The end of the year is upon us, and so it's time for the obligatory navel-gazing. This time, it comes with something of an announcement.
2015 was a big year for me. Probably the biggest ever, in terms of my writing career: Darkhaven came out as an ebook at the beginning of July and officially made me a Big Five published author.
You can only be a debut novelist once, so I put a lot into that launch: release party, blog tour, reviewer spreadsheet, the works. And while the results may have been variable, I'm still quite proud of what I achieved. I also completed my second book, Goldenfire, and went through the editing process with it. Plus, of course, I was a mother and a wife and an employee. I may not have been perfect at all those roles, but the house is still standing and the children seem happy enough, which probably counts as a success.
Looking back, I don't think I can have any regrets. I did the best I could.
Now, in theory 2016 is going to be an even bigger year. I have the second and third Darkhaven novels coming out in ebook format, while the first and second will be released in paperback. In January alone I have two releases and a book signing. But if there's one resolution I have for 2016, it's not to put too much pressure on myself.
I guess that leads me naturally to the announcement that my third book is going to be delayed. This is where I'm kind of relieved not to be Pat Rothfuss or George R.R. Martin, because it's unlikely anyone really cares that much if my third book is a little late. But just in case anyone does: Book 3 was due to my editor mid-January, and it's not going to make it. Not even close.
Why? Several reasons.
First, I've been running on empty for months now. I have a full-time job and two children under five, and I'm exhausted all the time. That sounds like a terrible excuse. I know there are plenty of people who have to work harder than I do. I feel like I'm being lazy or I don't want it enough. But the fact remains that I simply can't stay awake in the evening long enough to write. And if I can, there's usually something else to be done instead.

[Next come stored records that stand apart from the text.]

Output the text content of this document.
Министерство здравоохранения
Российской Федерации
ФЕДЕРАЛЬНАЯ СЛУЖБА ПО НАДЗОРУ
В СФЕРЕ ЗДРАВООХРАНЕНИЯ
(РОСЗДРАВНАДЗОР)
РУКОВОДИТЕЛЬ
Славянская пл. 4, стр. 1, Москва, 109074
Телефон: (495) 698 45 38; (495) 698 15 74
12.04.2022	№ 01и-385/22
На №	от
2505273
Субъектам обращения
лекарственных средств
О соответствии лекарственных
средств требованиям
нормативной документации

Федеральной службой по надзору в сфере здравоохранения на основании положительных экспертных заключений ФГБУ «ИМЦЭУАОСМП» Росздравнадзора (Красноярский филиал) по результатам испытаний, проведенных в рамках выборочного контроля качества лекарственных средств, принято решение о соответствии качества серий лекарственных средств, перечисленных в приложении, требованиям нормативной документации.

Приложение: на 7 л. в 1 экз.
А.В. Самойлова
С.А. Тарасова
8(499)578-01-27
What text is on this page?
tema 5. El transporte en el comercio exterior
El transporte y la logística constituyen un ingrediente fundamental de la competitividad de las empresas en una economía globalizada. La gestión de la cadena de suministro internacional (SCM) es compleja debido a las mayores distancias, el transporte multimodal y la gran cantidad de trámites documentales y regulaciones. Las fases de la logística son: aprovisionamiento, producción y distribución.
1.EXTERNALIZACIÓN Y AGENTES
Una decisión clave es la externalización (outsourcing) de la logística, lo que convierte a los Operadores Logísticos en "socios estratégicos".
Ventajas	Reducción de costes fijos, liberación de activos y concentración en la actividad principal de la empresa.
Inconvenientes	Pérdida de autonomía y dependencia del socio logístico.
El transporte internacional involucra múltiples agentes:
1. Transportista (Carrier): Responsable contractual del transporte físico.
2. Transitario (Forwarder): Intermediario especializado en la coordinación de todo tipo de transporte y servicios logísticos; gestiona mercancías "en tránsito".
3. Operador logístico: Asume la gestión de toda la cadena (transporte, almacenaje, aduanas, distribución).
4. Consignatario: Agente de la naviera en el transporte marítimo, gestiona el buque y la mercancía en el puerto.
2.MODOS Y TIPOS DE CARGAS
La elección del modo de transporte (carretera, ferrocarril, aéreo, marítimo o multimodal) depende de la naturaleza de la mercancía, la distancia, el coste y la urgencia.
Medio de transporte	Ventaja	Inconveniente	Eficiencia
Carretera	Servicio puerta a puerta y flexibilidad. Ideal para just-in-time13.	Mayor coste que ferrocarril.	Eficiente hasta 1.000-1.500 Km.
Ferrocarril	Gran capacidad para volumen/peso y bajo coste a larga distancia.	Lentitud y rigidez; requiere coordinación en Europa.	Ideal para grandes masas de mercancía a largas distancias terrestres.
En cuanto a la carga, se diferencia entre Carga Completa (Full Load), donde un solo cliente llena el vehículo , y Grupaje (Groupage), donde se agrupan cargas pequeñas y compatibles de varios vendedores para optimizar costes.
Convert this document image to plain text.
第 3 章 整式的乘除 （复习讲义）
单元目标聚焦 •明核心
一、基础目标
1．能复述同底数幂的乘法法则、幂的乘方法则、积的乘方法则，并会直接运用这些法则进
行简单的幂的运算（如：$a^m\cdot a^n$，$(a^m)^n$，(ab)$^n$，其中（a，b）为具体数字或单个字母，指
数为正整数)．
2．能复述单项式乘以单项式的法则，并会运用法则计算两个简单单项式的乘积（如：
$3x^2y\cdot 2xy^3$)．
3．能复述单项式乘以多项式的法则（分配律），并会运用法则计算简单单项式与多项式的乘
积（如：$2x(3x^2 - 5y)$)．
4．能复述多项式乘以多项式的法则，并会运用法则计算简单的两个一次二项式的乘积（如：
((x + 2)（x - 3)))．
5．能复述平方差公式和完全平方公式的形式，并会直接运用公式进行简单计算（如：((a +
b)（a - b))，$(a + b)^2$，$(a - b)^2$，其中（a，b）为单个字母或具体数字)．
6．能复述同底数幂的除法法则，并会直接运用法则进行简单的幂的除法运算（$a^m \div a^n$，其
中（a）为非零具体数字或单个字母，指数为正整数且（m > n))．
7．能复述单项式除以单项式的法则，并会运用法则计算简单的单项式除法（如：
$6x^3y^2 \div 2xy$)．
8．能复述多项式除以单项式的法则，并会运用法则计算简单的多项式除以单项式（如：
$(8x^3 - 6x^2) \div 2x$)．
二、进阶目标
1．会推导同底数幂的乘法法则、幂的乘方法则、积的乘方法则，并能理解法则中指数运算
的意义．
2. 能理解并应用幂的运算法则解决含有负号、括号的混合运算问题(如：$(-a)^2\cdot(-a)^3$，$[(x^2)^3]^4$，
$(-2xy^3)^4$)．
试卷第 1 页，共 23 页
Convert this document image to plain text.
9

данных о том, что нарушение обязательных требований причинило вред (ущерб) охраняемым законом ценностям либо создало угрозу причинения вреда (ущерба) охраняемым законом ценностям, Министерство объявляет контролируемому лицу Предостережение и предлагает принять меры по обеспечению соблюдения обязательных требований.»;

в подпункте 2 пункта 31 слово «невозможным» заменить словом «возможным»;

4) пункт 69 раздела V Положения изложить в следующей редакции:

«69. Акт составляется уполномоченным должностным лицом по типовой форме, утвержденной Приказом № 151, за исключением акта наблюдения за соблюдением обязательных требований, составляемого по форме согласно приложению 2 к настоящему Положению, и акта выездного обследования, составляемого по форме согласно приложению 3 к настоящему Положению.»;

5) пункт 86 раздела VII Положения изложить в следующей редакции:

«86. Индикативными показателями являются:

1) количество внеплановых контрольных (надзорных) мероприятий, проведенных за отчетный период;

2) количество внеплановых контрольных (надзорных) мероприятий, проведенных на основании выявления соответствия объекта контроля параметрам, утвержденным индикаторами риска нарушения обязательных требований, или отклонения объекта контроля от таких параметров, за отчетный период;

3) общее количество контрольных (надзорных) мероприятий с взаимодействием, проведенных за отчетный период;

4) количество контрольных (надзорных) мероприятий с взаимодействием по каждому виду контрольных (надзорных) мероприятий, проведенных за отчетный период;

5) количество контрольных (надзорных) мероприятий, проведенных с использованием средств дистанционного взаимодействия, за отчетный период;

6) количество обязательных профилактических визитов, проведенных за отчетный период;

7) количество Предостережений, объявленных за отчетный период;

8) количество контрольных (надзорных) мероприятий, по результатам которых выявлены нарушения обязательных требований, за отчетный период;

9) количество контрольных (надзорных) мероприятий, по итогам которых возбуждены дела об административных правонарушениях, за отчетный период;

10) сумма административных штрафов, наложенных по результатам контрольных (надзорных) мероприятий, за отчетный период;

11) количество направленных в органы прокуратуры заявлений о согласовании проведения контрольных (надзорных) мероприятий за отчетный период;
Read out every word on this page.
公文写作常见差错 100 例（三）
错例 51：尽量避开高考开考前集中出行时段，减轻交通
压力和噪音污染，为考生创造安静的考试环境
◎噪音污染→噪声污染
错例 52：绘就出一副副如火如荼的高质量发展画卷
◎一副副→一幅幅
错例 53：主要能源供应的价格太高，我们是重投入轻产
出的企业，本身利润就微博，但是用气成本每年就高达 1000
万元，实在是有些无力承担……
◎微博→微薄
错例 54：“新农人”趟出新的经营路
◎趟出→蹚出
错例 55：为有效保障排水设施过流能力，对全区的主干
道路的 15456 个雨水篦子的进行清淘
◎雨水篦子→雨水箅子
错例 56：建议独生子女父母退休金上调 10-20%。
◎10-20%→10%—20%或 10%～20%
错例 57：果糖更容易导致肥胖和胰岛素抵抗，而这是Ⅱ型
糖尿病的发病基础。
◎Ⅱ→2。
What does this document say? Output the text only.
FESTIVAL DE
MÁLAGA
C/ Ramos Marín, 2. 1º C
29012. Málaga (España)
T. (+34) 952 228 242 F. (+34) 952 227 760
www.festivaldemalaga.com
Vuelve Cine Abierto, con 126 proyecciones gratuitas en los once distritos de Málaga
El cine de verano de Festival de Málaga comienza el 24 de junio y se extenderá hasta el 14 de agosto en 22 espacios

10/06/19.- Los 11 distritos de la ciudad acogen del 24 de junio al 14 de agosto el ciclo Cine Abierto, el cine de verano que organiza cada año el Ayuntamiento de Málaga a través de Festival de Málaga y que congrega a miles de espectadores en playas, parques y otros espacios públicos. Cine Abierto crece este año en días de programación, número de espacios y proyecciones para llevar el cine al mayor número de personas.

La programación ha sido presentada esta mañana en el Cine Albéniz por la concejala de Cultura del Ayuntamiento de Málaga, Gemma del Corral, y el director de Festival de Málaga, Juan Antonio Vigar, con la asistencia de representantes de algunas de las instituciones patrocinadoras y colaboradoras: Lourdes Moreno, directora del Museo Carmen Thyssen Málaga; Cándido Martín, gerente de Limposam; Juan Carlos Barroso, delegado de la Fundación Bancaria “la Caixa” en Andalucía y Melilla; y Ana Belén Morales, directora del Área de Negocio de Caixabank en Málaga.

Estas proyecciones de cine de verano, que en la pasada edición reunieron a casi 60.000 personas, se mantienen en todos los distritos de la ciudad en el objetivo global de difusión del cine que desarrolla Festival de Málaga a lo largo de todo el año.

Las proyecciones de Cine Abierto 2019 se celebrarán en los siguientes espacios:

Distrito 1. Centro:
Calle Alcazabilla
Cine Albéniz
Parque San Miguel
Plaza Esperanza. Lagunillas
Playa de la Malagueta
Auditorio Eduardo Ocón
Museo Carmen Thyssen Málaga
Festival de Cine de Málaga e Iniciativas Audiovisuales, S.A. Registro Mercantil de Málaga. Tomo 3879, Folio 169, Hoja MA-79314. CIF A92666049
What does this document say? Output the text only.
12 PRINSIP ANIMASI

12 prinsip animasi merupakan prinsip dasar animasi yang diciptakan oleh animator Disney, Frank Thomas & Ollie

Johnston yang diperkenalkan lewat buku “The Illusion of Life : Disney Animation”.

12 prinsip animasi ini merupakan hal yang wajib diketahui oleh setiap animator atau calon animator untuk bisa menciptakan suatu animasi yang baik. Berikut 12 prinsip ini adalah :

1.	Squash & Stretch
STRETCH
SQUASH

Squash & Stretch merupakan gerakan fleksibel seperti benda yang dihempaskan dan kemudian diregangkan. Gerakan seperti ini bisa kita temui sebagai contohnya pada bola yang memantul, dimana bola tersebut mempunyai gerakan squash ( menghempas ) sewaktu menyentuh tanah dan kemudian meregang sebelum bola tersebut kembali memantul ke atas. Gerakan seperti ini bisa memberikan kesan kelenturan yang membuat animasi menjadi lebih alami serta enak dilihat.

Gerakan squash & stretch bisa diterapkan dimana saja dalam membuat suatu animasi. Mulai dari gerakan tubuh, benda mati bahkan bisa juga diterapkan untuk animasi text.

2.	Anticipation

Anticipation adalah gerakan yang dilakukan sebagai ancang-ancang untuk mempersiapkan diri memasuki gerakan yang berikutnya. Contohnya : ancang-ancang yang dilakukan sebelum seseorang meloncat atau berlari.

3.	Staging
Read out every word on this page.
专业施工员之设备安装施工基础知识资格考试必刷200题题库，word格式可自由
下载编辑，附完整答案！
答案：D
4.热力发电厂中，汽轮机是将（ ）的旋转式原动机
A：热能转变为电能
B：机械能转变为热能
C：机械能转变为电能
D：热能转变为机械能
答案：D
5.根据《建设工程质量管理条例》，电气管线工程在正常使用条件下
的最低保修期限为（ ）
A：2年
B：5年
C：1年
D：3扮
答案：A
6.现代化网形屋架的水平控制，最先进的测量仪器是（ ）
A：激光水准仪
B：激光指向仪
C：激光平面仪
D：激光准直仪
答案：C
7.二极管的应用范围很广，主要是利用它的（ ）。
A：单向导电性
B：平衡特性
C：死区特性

Second, it's not financially viable. This is the sad reality of life as an author, unless you're one of the few very successful ones. In 2015 I put in hundreds of hours of work on Darkhaven (editing, marketing, contacting reviewers and so on – note that this doesn't include the time I spent actually writing it, which didn't happen this year) plus I spent some money on promotional materials. Thus far I haven't even earned back that money in royalties, let alone been paid for my time. I know it's a long game, the best way to sell a book is to write another one, etcetera. But in the short term, it's hard to justify taking a day off work to write, and Mr Smith is reluctant to let me commit an entire weekend or holiday day to it when it's basically an unpaid job. (His words, but I can see where he's coming from. I might not like it, but that doesn't stop it being true.)
Third – and this is both the most personal and the stupidest reason – I'm having a serious crisis of confidence. I wrote my second book before the first one came out, so that was straightforward. But since then, I've read a lot of reviews of Darkhaven. There were many nice ones – I can't remember what any of those said – and there were some critical ones. One early review in particular was critical to the point of despising. And somehow, that reviewer's words have burnt themselves into my brain. They pop up when I'm in the shower, or walking, or trying to get to sleep. They repeat themselves every time I feel a bit down. And they're there when I turn on my computer.
I'm aware this sounds melodramatic. I did tell you it was stupid. And I would like to jump in right now and say I know it's my problem. Reviewers don't have any obligation to temper their criticism just in case someone gets hurt. It's the risk I took when I put myself forward in the first place. But it has shaken me to the point where I'm struggling to write, because I'm struggling to find value in anything that comes out.
There are other signs that my head isn't in a very healthy place right now. I keep fretting over sales numbers. I keep worrying that my one chance at being a real author has been and gone. Every time I try a promotion that doesn't give any results, I convince myself it's because my book is terrible. Every time one of my writer friends has a success, I feel a sinking depression because I know that will never happen to me. Because I don't deserve it. Because this is all just a big mistake, and I should never have been published in the first place. Because, to put it simply, I suck.
All this is why I've decided to take a partial break from the internet in 2016. My mailing list will continue to run. And I will share links if people are kind enough to feature me on their websites, because that's only courteous. But other than that, I won't be around on Facebook or Twitter or anywhere else very much. If you need to contact me, you can email me – or if you don't know my email address, you can use my contact form.
That does mean I'll be taking a step back from my new book release. Aside from a handful of guest posts that I've already arranged, Goldenfire will have to enter the world more or less on its own. And part of me is saying I'm a failure for that, too; that I'm missing an opportunity. But for my own mental wellbeing, and for the sake of actually writing the third book, that's the way it has to be. Maybe if I don't get so involved, and don't put so much pressure on myself, I can rediscover the joy I once found in writing. And, to be honest, in life.
I wish you all a very happy and successful 2016.